Charlie arrived on the 1 st of April and spent a few weeks in our visitor's room getting a job, banking, licensing and accommodation sorted. And while Suz and I were in Europe , he remained at Samson St along with Peter's daughter, Isabel.

Dad, Charlie, Phil, Suz and myself, farewell BBQ for Charlie.

Hubert also turn up for just over for a week in August, it had been 7 years since he had gone down to Mt Barker with me to install the wind monitoring equipment on Mt Barker Hill. An old colleague of Susanna's, Luk Steen and his wife, Hanna also came over for a week in October. He had accompanied Suz to the wind conference where Suz and I met. But for local public holiday, I was going to meet Steen when I was travelling around Denmark (the country) just after Bec and Andy's wedding. We had stayed at their place in Arhaus one European winter.The discussions' were more wine than wind turbines, with an expensive visit to the Swan Valley . Penguin Island and Whiteman Park provided the Danes with the required wildlife viewing.

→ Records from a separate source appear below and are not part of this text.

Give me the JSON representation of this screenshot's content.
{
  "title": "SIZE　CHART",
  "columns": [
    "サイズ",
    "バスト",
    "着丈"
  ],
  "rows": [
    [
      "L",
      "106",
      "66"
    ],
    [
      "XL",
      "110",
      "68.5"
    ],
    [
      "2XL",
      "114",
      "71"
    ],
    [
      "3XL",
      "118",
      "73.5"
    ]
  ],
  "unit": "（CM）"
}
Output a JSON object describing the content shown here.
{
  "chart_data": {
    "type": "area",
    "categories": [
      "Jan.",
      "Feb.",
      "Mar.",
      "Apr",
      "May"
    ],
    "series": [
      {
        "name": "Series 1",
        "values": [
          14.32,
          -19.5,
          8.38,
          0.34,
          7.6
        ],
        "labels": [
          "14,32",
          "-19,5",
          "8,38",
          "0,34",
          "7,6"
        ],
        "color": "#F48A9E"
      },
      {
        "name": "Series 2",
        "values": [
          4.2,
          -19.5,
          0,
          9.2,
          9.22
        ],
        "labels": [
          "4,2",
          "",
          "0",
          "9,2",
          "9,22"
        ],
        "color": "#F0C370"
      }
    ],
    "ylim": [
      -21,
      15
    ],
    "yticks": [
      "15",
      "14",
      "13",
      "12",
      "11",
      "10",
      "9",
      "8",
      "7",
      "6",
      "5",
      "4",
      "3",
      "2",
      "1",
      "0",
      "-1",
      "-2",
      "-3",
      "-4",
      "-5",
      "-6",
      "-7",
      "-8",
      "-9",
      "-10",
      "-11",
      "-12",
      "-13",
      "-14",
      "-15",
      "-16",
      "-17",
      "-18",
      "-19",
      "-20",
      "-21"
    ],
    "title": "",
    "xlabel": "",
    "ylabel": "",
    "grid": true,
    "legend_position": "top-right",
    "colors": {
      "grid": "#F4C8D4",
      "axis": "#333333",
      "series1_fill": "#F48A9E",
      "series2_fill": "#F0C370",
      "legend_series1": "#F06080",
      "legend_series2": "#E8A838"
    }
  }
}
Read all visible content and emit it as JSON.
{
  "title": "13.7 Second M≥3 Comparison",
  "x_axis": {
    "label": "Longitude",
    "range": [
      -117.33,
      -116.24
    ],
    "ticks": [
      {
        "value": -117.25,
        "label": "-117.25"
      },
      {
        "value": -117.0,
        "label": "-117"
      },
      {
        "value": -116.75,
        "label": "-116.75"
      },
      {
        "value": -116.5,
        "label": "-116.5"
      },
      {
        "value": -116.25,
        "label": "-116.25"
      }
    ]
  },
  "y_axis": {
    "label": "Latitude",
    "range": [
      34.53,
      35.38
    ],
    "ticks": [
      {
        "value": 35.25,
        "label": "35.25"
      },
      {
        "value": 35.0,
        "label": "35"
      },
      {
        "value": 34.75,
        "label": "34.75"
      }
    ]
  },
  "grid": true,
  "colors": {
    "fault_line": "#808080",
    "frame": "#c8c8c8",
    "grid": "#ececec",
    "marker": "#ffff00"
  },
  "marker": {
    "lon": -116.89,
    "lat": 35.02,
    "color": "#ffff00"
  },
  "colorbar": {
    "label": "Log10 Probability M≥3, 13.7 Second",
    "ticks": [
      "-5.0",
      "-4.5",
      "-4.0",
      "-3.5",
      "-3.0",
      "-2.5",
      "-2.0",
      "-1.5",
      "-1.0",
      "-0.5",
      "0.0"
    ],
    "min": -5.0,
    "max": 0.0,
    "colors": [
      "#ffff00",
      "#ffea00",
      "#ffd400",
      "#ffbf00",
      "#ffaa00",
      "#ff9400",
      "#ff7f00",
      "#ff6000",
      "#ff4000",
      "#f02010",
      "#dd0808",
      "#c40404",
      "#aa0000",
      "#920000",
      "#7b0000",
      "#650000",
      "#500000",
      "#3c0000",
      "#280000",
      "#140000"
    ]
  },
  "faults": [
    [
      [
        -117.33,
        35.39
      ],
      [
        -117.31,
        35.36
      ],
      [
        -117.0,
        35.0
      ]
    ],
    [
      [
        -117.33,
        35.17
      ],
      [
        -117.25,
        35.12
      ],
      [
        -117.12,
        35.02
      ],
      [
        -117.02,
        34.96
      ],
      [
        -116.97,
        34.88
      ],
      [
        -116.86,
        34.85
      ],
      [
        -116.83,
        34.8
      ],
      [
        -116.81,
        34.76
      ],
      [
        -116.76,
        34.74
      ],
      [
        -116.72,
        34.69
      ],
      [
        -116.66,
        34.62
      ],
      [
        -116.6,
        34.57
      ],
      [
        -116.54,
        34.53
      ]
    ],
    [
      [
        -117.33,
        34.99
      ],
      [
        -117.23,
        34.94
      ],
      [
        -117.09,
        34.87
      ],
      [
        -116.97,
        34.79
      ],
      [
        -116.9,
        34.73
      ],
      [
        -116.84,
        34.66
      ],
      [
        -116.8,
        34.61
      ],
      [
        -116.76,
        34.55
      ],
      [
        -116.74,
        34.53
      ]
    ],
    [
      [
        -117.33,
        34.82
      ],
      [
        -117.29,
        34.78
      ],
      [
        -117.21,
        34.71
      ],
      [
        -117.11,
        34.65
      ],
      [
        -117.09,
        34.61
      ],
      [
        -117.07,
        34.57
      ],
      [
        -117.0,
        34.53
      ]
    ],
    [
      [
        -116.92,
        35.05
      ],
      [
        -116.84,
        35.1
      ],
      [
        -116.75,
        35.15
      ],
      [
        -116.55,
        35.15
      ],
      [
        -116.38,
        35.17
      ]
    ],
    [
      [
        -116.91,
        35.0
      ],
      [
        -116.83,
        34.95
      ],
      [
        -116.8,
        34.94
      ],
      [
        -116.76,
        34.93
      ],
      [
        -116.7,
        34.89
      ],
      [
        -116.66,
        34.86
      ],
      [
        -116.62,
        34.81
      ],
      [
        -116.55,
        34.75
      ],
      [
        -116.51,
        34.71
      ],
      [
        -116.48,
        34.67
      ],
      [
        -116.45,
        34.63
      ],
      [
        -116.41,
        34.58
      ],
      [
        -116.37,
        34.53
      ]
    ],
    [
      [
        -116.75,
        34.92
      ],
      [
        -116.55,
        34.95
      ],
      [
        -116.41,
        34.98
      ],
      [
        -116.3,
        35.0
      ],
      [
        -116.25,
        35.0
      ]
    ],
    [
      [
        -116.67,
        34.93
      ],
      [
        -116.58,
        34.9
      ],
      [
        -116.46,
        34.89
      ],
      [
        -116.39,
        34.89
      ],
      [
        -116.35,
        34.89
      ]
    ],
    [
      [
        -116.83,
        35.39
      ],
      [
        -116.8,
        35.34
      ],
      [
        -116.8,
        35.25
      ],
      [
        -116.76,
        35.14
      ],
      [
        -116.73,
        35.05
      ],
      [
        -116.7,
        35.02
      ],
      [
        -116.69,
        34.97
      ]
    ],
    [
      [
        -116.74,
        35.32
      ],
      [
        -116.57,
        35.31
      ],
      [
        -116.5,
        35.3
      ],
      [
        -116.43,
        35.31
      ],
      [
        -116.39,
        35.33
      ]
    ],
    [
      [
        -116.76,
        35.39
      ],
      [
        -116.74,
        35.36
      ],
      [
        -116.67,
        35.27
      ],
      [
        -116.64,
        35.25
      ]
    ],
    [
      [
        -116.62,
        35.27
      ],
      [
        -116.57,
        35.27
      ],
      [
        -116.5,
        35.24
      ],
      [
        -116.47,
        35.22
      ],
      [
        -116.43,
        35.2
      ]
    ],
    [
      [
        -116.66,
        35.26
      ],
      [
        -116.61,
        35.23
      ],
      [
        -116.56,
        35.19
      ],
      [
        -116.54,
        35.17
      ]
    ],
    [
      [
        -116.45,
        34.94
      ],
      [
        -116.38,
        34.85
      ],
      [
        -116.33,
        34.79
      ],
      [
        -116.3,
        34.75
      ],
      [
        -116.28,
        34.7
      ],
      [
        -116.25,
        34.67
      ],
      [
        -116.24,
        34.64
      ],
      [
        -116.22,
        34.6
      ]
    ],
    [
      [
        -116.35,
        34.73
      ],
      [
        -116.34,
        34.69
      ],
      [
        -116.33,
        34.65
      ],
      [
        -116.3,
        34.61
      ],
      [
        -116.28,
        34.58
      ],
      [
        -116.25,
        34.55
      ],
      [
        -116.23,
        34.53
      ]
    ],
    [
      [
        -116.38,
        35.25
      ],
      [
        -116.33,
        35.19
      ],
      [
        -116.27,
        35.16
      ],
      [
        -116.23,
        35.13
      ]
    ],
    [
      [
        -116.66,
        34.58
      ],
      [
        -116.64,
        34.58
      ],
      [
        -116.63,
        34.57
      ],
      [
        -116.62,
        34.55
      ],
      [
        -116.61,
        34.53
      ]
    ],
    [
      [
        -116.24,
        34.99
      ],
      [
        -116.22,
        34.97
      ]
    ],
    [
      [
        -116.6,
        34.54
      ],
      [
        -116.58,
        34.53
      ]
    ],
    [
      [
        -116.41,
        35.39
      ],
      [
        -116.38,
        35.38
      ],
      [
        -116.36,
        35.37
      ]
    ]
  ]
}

Luk, Hanna and Suz on Penguin Island .

In November, the first ever National Greens Conference was in Fremantle and I was able to billet a couple of people including a SA Green, Matt Fischer who had been one of the main players behind the eco village, Hallifax – the reason why I went to Adelaide 3 times some 15 years ago. And in the last week of November, we had Alexander stay over Monday night. One of our major investors in Mt Barker will also stay a night mid December before we go down to Mt Barker for Bouverie maintenance.

Links:

•  More photos of the windfarm are at links at the bottom of the homepage, http://www.mtbarkerpower.com.au

•  ../Europe2011/ for more photos and details of the Europe trip

Andrew Woodroffe, 10 December, 2011

Mt Barker Community Windfarm from the top of the Porongurups at Sunset, Open Day.